Podophyllin, podofilox and isotretinoin should not be used during pregnancy, as they could cause birth defects in the fetus.

===Oral agents===

Isotretinoin taken orally has been shown to treat recalcitrant condylomata acuminata (RCA) of the cervix.

==Epidemiology==
Genital HPV infections have an estimated prevalence in the US of 10–20% and clinical manifestations in 1% of the sexually active adult population. US incidence of HPV infection has increased between 1975 and 2006. About 80% of those infected are between the ages of 17 and 33. Although treatments can remove warts, they do not remove the HPV, so warts can recur after treatment (about 50–73% of the time). Warts can also spontaneously regress (with or without treatment).

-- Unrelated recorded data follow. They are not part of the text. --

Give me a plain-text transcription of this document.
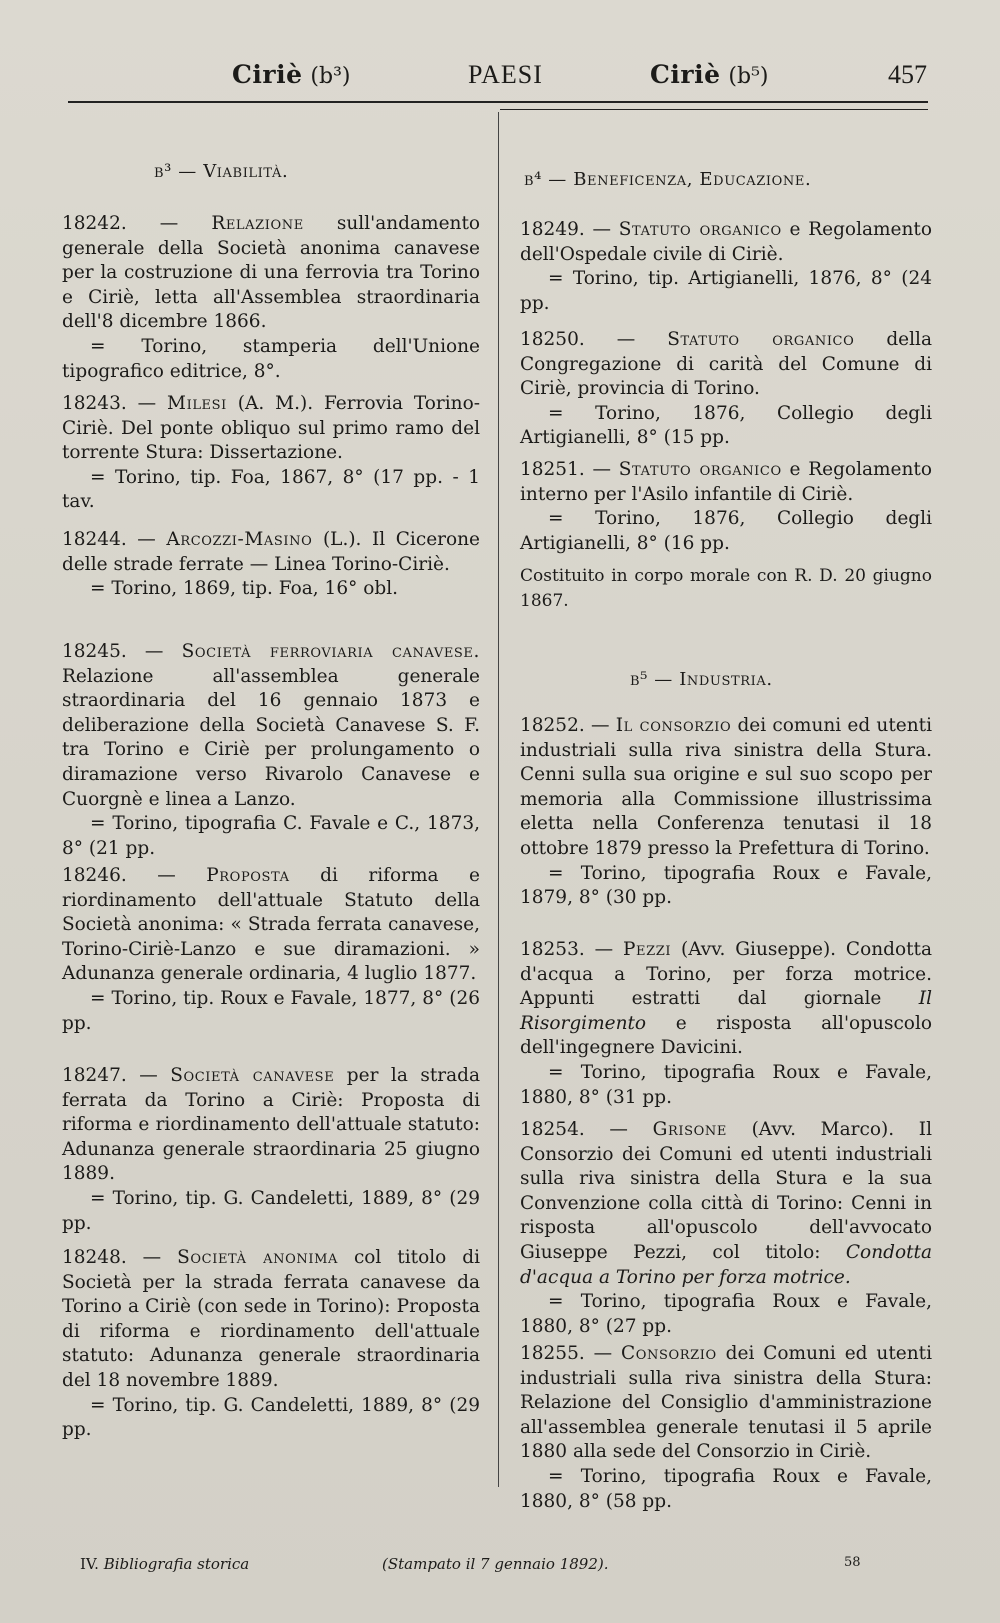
Ciriè (b³)	PAESI	Ciriè (b⁵)	457
b³ — Viabilità.

18242. — Relazione sull'andamento generale della Società anonima canavese per la costruzione di una ferrovia tra Torino e Ciriè, letta all'Assemblea straordinaria dell'8 dicembre 1866.

= Torino, stamperia dell'Unione tipografico editrice, 8°.

18243. — Milesi (A. M.). Ferrovia Torino-Ciriè. Del ponte obliquo sul primo ramo del torrente Stura: Dissertazione.

= Torino, tip. Foa, 1867, 8° (17 pp. - 1 tav.

18244. — Arcozzi-Masino (L.). Il Cicerone delle strade ferrate — Linea Torino-Ciriè.

= Torino, 1869, tip. Foa, 16° obl.

18245. — Società ferroviaria canavese. Relazione all'assemblea generale straordinaria del 16 gennaio 1873 e deliberazione della Società Canavese S. F. tra Torino e Ciriè per prolungamento o diramazione verso Rivarolo Canavese e Cuorgnè e linea a Lanzo.

= Torino, tipografia C. Favale e C., 1873, 8° (21 pp.

18246. — Proposta di riforma e riordinamento dell'attuale Statuto della Società anonima: « Strada ferrata canavese, Torino-Ciriè-Lanzo e sue diramazioni. » Adunanza generale ordinaria, 4 luglio 1877.

= Torino, tip. Roux e Favale, 1877, 8° (26 pp.

18247. — Società canavese per la strada ferrata da Torino a Ciriè: Proposta di riforma e riordinamento dell'attuale statuto: Adunanza generale straordinaria 25 giugno 1889.

= Torino, tip. G. Candeletti, 1889, 8° (29 pp.

18248. — Società anonima col titolo di Società per la strada ferrata canavese da Torino a Ciriè (con sede in Torino): Proposta di riforma e riordinamento dell'attuale statuto: Adunanza generale straordinaria del 18 novembre 1889.

= Torino, tip. G. Candeletti, 1889, 8° (29 pp.

b⁴ — Beneficenza, Educazione.

18249. — Statuto organico e Regolamento dell'Ospedale civile di Ciriè.

= Torino, tip. Artigianelli, 1876, 8° (24 pp.

18250. — Statuto organico della Congregazione di carità del Comune di Ciriè, provincia di Torino.

= Torino, 1876, Collegio degli Artigianelli, 8° (15 pp.

18251. — Statuto organico e Regolamento interno per l'Asilo infantile di Ciriè.

= Torino, 1876, Collegio degli Artigianelli, 8° (16 pp.

Costituito in corpo morale con R. D. 20 giugno 1867.

b⁵ — Industria.

18252. — Il consorzio dei comuni ed utenti industriali sulla riva sinistra della Stura. Cenni sulla sua origine e sul suo scopo per memoria alla Commissione illustrissima eletta nella Conferenza tenutasi il 18 ottobre 1879 presso la Prefettura di Torino.

= Torino, tipografia Roux e Favale, 1879, 8° (30 pp.

18253. — Pezzi (Avv. Giuseppe). Condotta d'acqua a Torino, per forza motrice. Appunti estratti dal giornale Il Risorgimento e risposta all'opuscolo dell'ingegnere Davicini.

= Torino, tipografia Roux e Favale, 1880, 8° (31 pp.

18254. — Grisone (Avv. Marco). Il Consorzio dei Comuni ed utenti industriali sulla riva sinistra della Stura e la sua Convenzione colla città di Torino: Cenni in risposta all'opuscolo dell'avvocato Giuseppe Pezzi, col titolo: Condotta d'acqua a Torino per forza motrice.

= Torino, tipografia Roux e Favale, 1880, 8° (27 pp.

18255. — Consorzio dei Comuni ed utenti industriali sulla riva sinistra della Stura: Relazione del Consiglio d'amministrazione all'assemblea generale tenutasi il 5 aprile 1880 alla sede del Consorzio in Ciriè.

= Torino, tipografia Roux e Favale, 1880, 8° (58 pp.

IV. Bibliografia storica	(Stampato il 7 gennaio 1892).	58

Traditional theories postulated that the virus remained in the body for a lifetime. However, studies using sensitive DNA techniques have shown that through immunological response, the virus can either be cleared or suppressed to levels below what polymerase chain reaction (PCR) tests can measure. One study testing genital skin for subclinical HPV using PCR found a prevalence of 10%.

==Etymology==
A condyloma acuminatum is a single genital wart, and condylomata acuminata are multiple genital warts. The word roots mean 'pointed wart' (from Greek κόνδυλος 'knuckle', Greek -ωμα -oma 'disease', and Latin acuminatum 'pointed'). Although similarly named, it is not the same as condyloma latum, which is a complication of secondary syphilis.